In an interview with DWTV Hausa on Thursday night, Mr Masari said the boys were being conveyed to the Katsina at the time of this report.
“One hour ago, Nigerian soldiers and government officials that were involved in the negotiation for the release of the kidnapped schoolboys have told us that the whole school children have been released, 344 of them,” Mr Masari said at about 10 p.m. Thursday night.
“At the moment, we have arranged for vehicles to transport them from where they are to the state capital, Katsina. From then, we will pass them through to doctors to diagnose them,” he said.
“Those involved in the negotiation include my adviser, some top military and police operatives, members of Miyetti Allah; (they) where all involved in the negotiation.”
When asked if the government paid ransom before the release of the schoolboys, he said money was not paid.
“We did not pay ransom to the kidnappers, it was purely negotiation,” he said.
He also said the kidnappers were not Boko Haram despite claims to the contrary by the sect.

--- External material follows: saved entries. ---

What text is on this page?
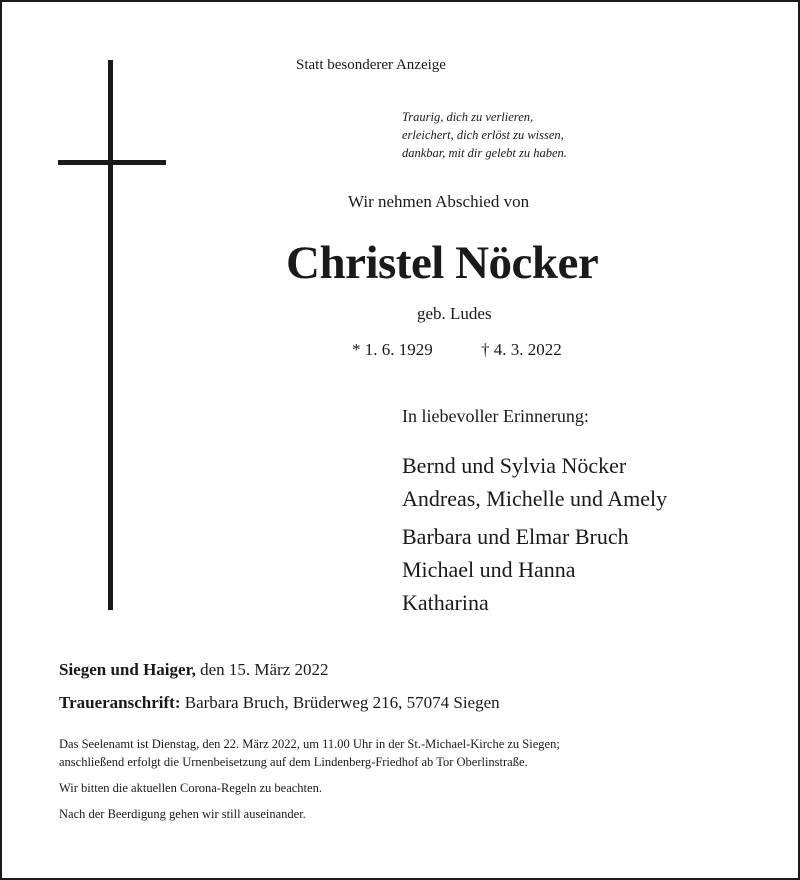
Statt besonderer Anzeige
Traurig, dich zu verlieren,
erleichert, dich erlöst zu wissen,
dankbar, mit dir gelebt zu haben.
Wir nehmen Abschied von
Christel Nöcker
geb. Ludes
* 1. 6. 1929	† 4. 3. 2022
In liebevoller Erinnerung:
Bernd und Sylvia Nöcker
Andreas, Michelle und Amely
Barbara und Elmar Bruch
Michael und Hanna
Katharina
Siegen und Haiger, den 15. März 2022
Traueranschrift: Barbara Bruch, Brüderweg 216, 57074 Siegen

Das Seelenamt ist Dienstag, den 22. März 2022, um 11.00 Uhr in der St.-Michael-Kirche zu Siegen;
anschließend erfolgt die Urnenbeisetzung auf dem Lindenberg-Friedhof ab Tor Oberlinstraße.

Wir bitten die aktuellen Corona-Regeln zu beachten.

Nach der Beerdigung gehen wir still auseinander.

“They are bandits who kidnapped the schoolboys, not Boko Haram.
“What we will do next is to transport them to us in Katsina, ask our doctors to look at them and then give them new cloth to wear and reunite them with their parents,” he said.
It was reported how the students were kidnapped last week from the Government Science Secondary School, Kankara, in Katsina State.
The Secretary to the Katsina State Government, Mustapha Inuwa, had earlier on Thursday evening confirmed the release of the students.
On Tuesday, the terror group, Boko Haram, claimed responsibility of the abduction and subsequently released a video that showed some of the boys believed to have been abducted from the school pleading for their safe return home.
Mr Inuwa told reporters Thursday evening that the students were freed in Zamfara and were being transported from Tsafe town in Zamfara to the Katsina government house tonight.
Kidnapping for ransom has become rampant in Katsina, Zamfara and other Northwestern states, as well as other parts of Nigeria.
However, the kidnap of the over 300 students at a go is the largest such incident in Northwest Nigeria, reminiscent of the kidnap of hundreds of schoolgirls from Chibok, Borno State in 2014 by the Boko Haram.